Evaluating Privilege Usage of Agents on Real-World Tools
AI 摘要
提出了GrantBox沙箱,用于评估LLM Agent在真实工具环境下的权限使用安全,发现存在高攻击成功率。
主要贡献
- 提出了GrantBox安全评估沙箱
- 评估了LLM Agent在真实工具环境下的权限使用
- 揭示了LLM Agent在面对复杂攻击时的安全漏洞
方法论
构建GrantBox,自动集成真实工具,允许LLM Agent调用真实权限,通过prompt injection攻击评估权限使用。
原文摘要
Equipping LLM agents with real-world tools can substantially improve productivity. However, granting agents autonomy over tool use also transfers the associated privileges to both the agent and the underlying LLM. Improper privilege usage may lead to serious consequences, including information leakage and infrastructure damage. While several benchmarks have been built to study agents' security, they often rely on pre-coded tools and restricted interaction patterns. Such crafted environments differ substantially from the real-world, making it hard to assess agents' security capabilities in critical privilege control and usage.
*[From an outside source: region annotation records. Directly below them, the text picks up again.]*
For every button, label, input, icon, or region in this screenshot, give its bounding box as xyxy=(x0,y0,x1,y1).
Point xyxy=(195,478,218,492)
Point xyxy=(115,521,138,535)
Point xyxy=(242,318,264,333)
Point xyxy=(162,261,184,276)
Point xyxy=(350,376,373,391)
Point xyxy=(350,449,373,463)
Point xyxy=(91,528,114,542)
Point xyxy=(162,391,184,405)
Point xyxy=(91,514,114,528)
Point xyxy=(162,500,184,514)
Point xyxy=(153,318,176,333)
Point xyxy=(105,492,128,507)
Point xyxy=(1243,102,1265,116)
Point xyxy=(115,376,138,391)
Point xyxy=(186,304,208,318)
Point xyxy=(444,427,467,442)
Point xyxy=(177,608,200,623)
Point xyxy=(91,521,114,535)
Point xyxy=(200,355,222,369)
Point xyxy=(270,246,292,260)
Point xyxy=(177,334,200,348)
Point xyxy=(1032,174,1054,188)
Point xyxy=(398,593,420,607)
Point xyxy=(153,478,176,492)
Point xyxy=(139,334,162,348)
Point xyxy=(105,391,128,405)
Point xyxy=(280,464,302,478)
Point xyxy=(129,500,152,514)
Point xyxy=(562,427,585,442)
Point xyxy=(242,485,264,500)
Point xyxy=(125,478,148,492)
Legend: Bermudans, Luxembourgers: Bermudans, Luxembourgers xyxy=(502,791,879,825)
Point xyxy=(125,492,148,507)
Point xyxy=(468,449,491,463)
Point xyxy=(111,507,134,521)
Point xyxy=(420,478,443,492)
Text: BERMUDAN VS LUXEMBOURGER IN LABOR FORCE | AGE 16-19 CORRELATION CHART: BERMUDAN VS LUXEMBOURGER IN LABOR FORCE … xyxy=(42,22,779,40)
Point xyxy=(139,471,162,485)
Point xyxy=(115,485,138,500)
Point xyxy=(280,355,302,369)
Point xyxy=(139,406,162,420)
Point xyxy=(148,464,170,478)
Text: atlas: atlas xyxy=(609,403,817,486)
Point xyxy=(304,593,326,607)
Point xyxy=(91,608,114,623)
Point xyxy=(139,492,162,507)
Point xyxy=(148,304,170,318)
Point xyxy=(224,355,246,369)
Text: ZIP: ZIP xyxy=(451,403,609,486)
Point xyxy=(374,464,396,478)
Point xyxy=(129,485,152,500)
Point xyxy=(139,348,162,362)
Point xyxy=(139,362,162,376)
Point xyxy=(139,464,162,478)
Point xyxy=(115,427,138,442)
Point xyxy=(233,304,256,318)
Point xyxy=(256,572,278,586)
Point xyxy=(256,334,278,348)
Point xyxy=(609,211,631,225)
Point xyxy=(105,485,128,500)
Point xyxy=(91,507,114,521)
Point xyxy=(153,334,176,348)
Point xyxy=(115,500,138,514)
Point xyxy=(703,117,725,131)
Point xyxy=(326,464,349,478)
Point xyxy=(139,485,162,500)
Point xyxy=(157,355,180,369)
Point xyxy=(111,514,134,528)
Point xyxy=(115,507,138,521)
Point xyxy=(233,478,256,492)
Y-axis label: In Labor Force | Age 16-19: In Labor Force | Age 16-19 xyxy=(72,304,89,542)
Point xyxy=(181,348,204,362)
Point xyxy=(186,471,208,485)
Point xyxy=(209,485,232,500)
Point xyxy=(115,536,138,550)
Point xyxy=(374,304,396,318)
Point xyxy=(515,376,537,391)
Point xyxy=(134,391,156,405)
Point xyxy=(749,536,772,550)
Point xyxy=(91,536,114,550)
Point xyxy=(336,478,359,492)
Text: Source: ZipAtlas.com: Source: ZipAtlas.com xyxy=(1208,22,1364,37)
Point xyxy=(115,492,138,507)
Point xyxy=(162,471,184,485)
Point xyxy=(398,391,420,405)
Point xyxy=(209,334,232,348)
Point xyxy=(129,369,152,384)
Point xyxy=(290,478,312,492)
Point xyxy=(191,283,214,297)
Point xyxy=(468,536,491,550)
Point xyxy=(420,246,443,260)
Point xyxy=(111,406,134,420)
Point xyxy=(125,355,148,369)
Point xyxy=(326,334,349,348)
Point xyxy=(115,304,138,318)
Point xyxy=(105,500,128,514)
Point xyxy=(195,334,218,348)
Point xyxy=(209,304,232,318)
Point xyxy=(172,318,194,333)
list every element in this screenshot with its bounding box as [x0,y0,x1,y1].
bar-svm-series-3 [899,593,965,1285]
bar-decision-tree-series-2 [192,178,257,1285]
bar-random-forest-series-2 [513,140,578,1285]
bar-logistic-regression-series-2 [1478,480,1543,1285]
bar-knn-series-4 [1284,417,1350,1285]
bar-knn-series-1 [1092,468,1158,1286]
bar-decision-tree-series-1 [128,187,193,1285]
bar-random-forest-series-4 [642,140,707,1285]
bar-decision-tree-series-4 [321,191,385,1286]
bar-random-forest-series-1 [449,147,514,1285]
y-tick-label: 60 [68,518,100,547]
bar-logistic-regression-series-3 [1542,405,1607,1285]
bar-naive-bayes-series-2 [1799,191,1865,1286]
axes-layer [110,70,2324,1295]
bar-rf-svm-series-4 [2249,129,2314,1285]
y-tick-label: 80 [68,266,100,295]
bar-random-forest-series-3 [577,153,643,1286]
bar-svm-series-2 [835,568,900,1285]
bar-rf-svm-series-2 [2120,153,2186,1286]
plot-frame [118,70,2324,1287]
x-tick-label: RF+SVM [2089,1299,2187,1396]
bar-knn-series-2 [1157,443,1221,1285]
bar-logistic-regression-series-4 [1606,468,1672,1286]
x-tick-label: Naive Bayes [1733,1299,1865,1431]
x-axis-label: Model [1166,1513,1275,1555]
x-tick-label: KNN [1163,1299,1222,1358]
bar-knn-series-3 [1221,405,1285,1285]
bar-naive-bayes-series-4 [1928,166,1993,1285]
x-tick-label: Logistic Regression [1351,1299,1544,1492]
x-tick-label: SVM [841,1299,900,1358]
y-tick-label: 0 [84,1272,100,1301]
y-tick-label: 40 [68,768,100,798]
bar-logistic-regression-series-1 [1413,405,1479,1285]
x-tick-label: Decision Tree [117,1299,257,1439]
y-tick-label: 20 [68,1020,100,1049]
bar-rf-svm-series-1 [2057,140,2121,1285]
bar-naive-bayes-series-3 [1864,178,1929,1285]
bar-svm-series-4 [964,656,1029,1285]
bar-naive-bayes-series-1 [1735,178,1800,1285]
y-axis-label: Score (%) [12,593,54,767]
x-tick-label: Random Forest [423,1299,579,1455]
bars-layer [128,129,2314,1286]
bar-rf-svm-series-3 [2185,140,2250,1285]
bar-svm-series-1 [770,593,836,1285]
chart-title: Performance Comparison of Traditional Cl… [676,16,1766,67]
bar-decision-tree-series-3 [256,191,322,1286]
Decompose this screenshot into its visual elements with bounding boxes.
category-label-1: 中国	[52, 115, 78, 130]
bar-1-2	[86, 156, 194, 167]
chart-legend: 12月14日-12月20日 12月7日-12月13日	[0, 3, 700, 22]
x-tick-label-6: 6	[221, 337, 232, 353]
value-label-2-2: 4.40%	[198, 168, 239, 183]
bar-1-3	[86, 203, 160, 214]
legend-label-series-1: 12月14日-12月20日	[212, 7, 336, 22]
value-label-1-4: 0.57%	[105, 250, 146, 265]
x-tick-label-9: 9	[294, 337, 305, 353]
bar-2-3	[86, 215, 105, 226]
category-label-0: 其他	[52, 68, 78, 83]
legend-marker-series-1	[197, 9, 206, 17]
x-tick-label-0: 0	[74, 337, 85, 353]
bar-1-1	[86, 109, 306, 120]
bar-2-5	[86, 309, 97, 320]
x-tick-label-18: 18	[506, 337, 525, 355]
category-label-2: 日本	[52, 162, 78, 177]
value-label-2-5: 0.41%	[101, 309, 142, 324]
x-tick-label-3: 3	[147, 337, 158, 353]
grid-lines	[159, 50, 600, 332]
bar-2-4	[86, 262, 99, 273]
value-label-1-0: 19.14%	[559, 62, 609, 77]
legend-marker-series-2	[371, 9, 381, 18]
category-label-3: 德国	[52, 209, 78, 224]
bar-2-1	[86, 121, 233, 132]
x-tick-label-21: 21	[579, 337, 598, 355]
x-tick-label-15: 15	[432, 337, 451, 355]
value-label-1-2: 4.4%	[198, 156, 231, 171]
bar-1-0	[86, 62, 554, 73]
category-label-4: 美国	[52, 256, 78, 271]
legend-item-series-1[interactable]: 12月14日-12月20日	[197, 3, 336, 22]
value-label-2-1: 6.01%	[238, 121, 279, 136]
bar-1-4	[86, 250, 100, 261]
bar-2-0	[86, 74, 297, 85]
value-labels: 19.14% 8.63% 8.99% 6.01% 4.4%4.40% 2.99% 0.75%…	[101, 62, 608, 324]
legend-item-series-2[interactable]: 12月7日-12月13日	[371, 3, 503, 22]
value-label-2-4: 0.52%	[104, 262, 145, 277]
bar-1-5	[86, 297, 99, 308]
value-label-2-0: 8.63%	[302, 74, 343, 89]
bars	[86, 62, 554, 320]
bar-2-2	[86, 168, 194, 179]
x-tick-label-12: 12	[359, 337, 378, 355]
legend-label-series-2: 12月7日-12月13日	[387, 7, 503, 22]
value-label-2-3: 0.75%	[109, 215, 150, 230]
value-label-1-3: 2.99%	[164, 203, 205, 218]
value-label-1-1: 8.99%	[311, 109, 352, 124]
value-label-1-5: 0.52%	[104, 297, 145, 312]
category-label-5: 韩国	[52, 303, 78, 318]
Therefore, we propose GrantBox, a security evaluation sandbox for analyzing agent privilege usage. GrantBox automatically integrates real-world tools and allows LLM agents to invoke genuine privileges, enabling the evaluation of privilege usage under prompt injection attacks. Our results indicate that while LLMs exhibit basic security awareness and can block some direct attacks, they remain vulnerable to more sophisticated attacks, resulting in an average attack success rate of 84.80% in carefully crafted scenarios.